2. Calculate the number of nitrogen gas springs

First of all, the diameter of the nitrogen gas spring must match the diameter of the linear spring. The nitrogen gas spring provides all diameters that match the commonly used linear springs: from .75" (19 mm) to 2" (51 mm), when you need to decide what you need For the number of gas springs, the pressure of the gas springs with the same diameter and high pressure can be divided by the total pressure required. Under normal circumstances, it is rarely required that the pressure provided by the spring be the same as the required pressure.
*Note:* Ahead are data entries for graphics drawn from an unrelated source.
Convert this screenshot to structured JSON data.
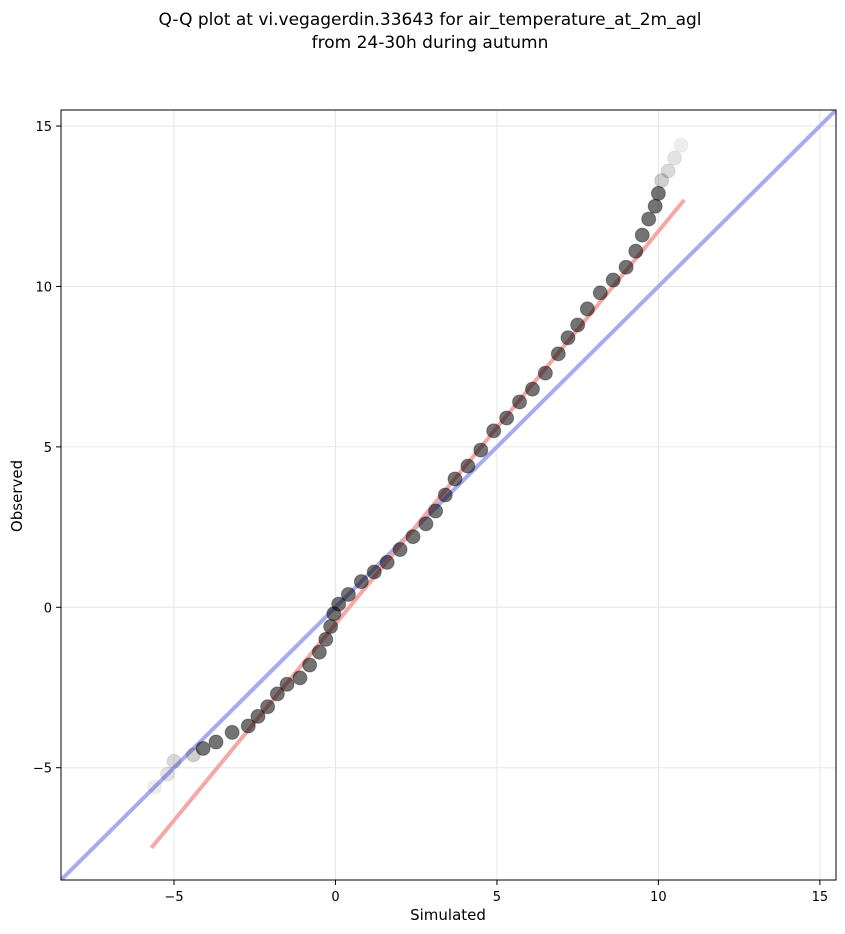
{
  "chart_data": {
    "type": "scatter",
    "title": "Q-Q plot at vi.vegagerdin.33643 for air_temperature_at_2m_agl",
    "subtitle": "from 24-30h during autumn",
    "xlabel": "Simulated",
    "ylabel": "Observed",
    "xlim": [
      -8.5,
      15.5
    ],
    "ylim": [
      -8.5,
      15.5
    ],
    "xticks": [
      -5,
      0,
      5,
      10,
      15
    ],
    "yticks": [
      -5,
      0,
      5,
      10,
      15
    ],
    "xtick_labels": [
      "−5",
      "0",
      "5",
      "10",
      "15"
    ],
    "ytick_labels": [
      "−5",
      "0",
      "5",
      "10",
      "15"
    ],
    "grid": true,
    "colors": {
      "identity_line": "#aaaaee",
      "fit_line": "#f4a8a8",
      "points": "#000000"
    },
    "lines": [
      {
        "kind": "identity",
        "x": [
          -8.5,
          15.5
        ],
        "y": [
          -8.5,
          15.5
        ]
      },
      {
        "kind": "fit",
        "x": [
          -5.7,
          10.8
        ],
        "y": [
          -7.5,
          12.7
        ]
      }
    ],
    "points": [
      {
        "x": -5.6,
        "y": -5.6
      },
      {
        "x": -5.2,
        "y": -5.2
      },
      {
        "x": -5.0,
        "y": -4.8
      },
      {
        "x": -4.4,
        "y": -4.6
      },
      {
        "x": -4.1,
        "y": -4.4
      },
      {
        "x": -3.7,
        "y": -4.2
      },
      {
        "x": -3.2,
        "y": -3.9
      },
      {
        "x": -2.7,
        "y": -3.7
      },
      {
        "x": -2.4,
        "y": -3.4
      },
      {
        "x": -2.1,
        "y": -3.1
      },
      {
        "x": -1.8,
        "y": -2.7
      },
      {
        "x": -1.5,
        "y": -2.4
      },
      {
        "x": -1.1,
        "y": -2.2
      },
      {
        "x": -0.8,
        "y": -1.8
      },
      {
        "x": -0.5,
        "y": -1.4
      },
      {
        "x": -0.3,
        "y": -1.0
      },
      {
        "x": -0.15,
        "y": -0.6
      },
      {
        "x": -0.05,
        "y": -0.2
      },
      {
        "x": 0.1,
        "y": 0.1
      },
      {
        "x": 0.4,
        "y": 0.4
      },
      {
        "x": 0.8,
        "y": 0.8
      },
      {
        "x": 1.2,
        "y": 1.1
      },
      {
        "x": 1.6,
        "y": 1.4
      },
      {
        "x": 2.0,
        "y": 1.8
      },
      {
        "x": 2.4,
        "y": 2.2
      },
      {
        "x": 2.8,
        "y": 2.6
      },
      {
        "x": 3.1,
        "y": 3.0
      },
      {
        "x": 3.4,
        "y": 3.5
      },
      {
        "x": 3.7,
        "y": 4.0
      },
      {
        "x": 4.1,
        "y": 4.4
      },
      {
        "x": 4.5,
        "y": 4.9
      },
      {
        "x": 4.9,
        "y": 5.5
      },
      {
        "x": 5.3,
        "y": 5.9
      },
      {
        "x": 5.7,
        "y": 6.4
      },
      {
        "x": 6.1,
        "y": 6.8
      },
      {
        "x": 6.5,
        "y": 7.3
      },
      {
        "x": 6.9,
        "y": 7.9
      },
      {
        "x": 7.2,
        "y": 8.4
      },
      {
        "x": 7.5,
        "y": 8.8
      },
      {
        "x": 7.8,
        "y": 9.3
      },
      {
        "x": 8.2,
        "y": 9.8
      },
      {
        "x": 8.6,
        "y": 10.2
      },
      {
        "x": 9.0,
        "y": 10.6
      },
      {
        "x": 9.3,
        "y": 11.1
      },
      {
        "x": 9.5,
        "y": 11.6
      },
      {
        "x": 9.7,
        "y": 12.1
      },
      {
        "x": 9.9,
        "y": 12.5
      },
      {
        "x": 10.0,
        "y": 12.9
      },
      {
        "x": 10.1,
        "y": 13.3
      },
      {
        "x": 10.3,
        "y": 13.6
      },
      {
        "x": 10.5,
        "y": 14.0
      },
      {
        "x": 10.7,
        "y": 14.4
      }
    ]
  }
}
However, please remember that the pressure provided should be evenly distributed on the backing plate. In the design, you can use more springs with lower pressure to achieve this requirement in the mold.

For example: a 0.75" (19 mm) diameter gas spring can be modeled at 200 pounds (0.9 kN) force. Divide the total force required by the gas spring force to determine the number of gas springs. Quantity = 800 pounds (3.6 kN) ÷ 200 lbs. (0.9 kN) = 4, if you want to balance the pressure, in your application, you can choose a lower force model and an increased number of gas springs.